There is reason why there are so many programming languages out there, even if they are computationally equivalent, and that is some make tasks of a certain type easier. Similarly, there is no "right" database model. The relational model has been tremendously successful, and is in some ways the database analog of Algol-like programming languages (Algol/68, Pascal, Ada, C, ...) which have been similarly successful and influential in the theory of programming languages. But the relational model no more renders other models (such as the Fileman model) irrelevant or useless, than Pascal renders Scheme or Haskell irrelevant.

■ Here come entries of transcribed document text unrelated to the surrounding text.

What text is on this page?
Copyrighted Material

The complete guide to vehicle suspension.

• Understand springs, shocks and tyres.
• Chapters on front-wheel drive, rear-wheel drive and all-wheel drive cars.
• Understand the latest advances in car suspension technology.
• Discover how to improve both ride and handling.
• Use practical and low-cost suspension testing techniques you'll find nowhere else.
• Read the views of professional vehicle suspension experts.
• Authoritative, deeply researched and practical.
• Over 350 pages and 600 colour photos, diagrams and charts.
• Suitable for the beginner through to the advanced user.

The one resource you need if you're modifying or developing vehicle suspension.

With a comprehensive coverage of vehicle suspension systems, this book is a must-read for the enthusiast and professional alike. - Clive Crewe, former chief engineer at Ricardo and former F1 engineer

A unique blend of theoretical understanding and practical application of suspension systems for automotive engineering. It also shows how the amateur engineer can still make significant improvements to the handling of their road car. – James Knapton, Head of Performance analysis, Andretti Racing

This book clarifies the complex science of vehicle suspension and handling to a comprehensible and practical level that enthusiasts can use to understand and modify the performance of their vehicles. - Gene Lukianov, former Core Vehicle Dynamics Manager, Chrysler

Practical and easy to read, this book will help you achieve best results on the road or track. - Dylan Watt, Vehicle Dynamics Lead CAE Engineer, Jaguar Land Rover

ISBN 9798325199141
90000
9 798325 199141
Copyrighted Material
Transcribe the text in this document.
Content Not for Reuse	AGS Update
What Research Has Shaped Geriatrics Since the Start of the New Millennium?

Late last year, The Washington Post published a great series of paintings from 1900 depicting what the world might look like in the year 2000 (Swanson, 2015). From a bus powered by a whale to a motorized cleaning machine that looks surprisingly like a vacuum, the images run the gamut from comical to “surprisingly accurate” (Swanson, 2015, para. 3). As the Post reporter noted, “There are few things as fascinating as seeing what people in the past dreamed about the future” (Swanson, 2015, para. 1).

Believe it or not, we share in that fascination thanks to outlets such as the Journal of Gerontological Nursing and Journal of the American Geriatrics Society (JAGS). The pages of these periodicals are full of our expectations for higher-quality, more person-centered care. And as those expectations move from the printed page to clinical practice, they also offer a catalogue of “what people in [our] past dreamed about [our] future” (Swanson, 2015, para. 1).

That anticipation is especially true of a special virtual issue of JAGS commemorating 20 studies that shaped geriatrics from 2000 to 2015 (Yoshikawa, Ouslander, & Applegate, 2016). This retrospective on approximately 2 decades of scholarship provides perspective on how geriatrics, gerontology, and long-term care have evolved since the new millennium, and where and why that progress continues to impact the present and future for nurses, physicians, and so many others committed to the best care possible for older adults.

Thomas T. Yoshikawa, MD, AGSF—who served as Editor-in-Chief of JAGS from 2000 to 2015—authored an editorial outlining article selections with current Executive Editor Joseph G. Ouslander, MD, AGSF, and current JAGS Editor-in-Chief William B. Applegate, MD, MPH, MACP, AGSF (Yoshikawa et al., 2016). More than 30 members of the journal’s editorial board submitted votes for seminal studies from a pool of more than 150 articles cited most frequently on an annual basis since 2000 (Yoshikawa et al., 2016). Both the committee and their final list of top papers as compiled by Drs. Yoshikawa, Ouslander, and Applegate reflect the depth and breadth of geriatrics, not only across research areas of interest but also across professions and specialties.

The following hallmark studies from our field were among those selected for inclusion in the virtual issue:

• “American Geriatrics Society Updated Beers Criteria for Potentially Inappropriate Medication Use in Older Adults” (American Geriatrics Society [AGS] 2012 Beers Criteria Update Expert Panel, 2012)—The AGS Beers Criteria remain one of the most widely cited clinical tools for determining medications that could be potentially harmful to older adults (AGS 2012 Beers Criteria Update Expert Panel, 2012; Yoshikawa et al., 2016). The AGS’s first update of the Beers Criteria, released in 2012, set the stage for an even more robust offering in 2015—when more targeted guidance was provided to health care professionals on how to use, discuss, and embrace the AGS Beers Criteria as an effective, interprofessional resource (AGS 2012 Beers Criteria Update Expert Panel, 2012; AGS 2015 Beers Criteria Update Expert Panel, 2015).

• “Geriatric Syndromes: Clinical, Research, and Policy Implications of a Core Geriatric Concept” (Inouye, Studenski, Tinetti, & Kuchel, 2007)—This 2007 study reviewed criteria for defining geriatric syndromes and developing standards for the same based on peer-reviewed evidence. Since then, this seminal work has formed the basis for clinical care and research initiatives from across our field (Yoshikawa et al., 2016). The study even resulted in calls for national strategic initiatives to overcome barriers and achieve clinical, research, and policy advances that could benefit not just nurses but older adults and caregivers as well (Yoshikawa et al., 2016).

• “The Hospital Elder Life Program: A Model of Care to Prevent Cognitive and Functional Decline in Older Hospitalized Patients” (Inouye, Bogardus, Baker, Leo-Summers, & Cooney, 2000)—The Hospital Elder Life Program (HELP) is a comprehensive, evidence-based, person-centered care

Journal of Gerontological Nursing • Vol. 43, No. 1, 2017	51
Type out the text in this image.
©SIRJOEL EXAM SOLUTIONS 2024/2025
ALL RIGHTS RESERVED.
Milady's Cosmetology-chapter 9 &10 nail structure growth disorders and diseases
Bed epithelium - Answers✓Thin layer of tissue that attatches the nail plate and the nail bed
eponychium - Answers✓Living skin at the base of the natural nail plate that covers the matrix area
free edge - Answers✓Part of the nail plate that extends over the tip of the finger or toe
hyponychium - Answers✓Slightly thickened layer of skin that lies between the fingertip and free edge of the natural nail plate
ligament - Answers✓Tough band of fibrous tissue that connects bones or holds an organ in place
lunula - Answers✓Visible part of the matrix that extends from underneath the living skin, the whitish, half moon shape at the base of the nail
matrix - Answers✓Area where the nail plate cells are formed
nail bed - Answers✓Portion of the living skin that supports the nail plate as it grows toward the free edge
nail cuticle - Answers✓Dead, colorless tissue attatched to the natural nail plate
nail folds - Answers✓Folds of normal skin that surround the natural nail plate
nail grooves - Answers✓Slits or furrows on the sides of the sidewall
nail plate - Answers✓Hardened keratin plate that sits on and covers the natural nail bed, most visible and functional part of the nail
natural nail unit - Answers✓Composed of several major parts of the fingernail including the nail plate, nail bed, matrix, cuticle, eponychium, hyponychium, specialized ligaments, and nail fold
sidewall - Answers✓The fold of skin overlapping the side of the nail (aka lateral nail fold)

[Cameron Schehuber] The 3-tier architecture with SQL at the database tier permits (in theory) the ability to swap vendors of the DBMS. The cost is one of performance unless stored procedures are used ... which then end up tying you to the DBMS vendor. ANSI M provides a way out of that problem since the business logic (usually the middle tier) can be combined with the database and the combination can be ported from one vendor's implementation to another with the exact same code and not have to change any "stored procedures" as they are part of the ANSI M code. (Though vendors can certainly have a significant impact on performance).

Greg wrote:

I find it useful to think in terms of Data Types. I believe that what you are saying here is that it is important to abstract away from the primitives used to implement other types. Just as pointers are the basic primitive used in a language like Pascal to implement abstract Data Types, tuples and relations are the basic primitives used in the relational world to model other structures. I believe it is unnecessarily narrow (and in fact, a caricature of the relational model) to think of the table as the basic *abstraction* of this model. That would be like saying pointers and subfiles are the basic abstractions with which one works in Fileman. That's just not true. They are *primitives* used to model abstractions that can be quite complex.

Think about it this way: Bricks and mortar may be used to construct buildings (well, maybe not out here in earthquake country), but when an architect looks at a building, (s)he does not see (just) brick and mortar. There is much more that can be said about buildings than simply that they are built out of certain fundamental components.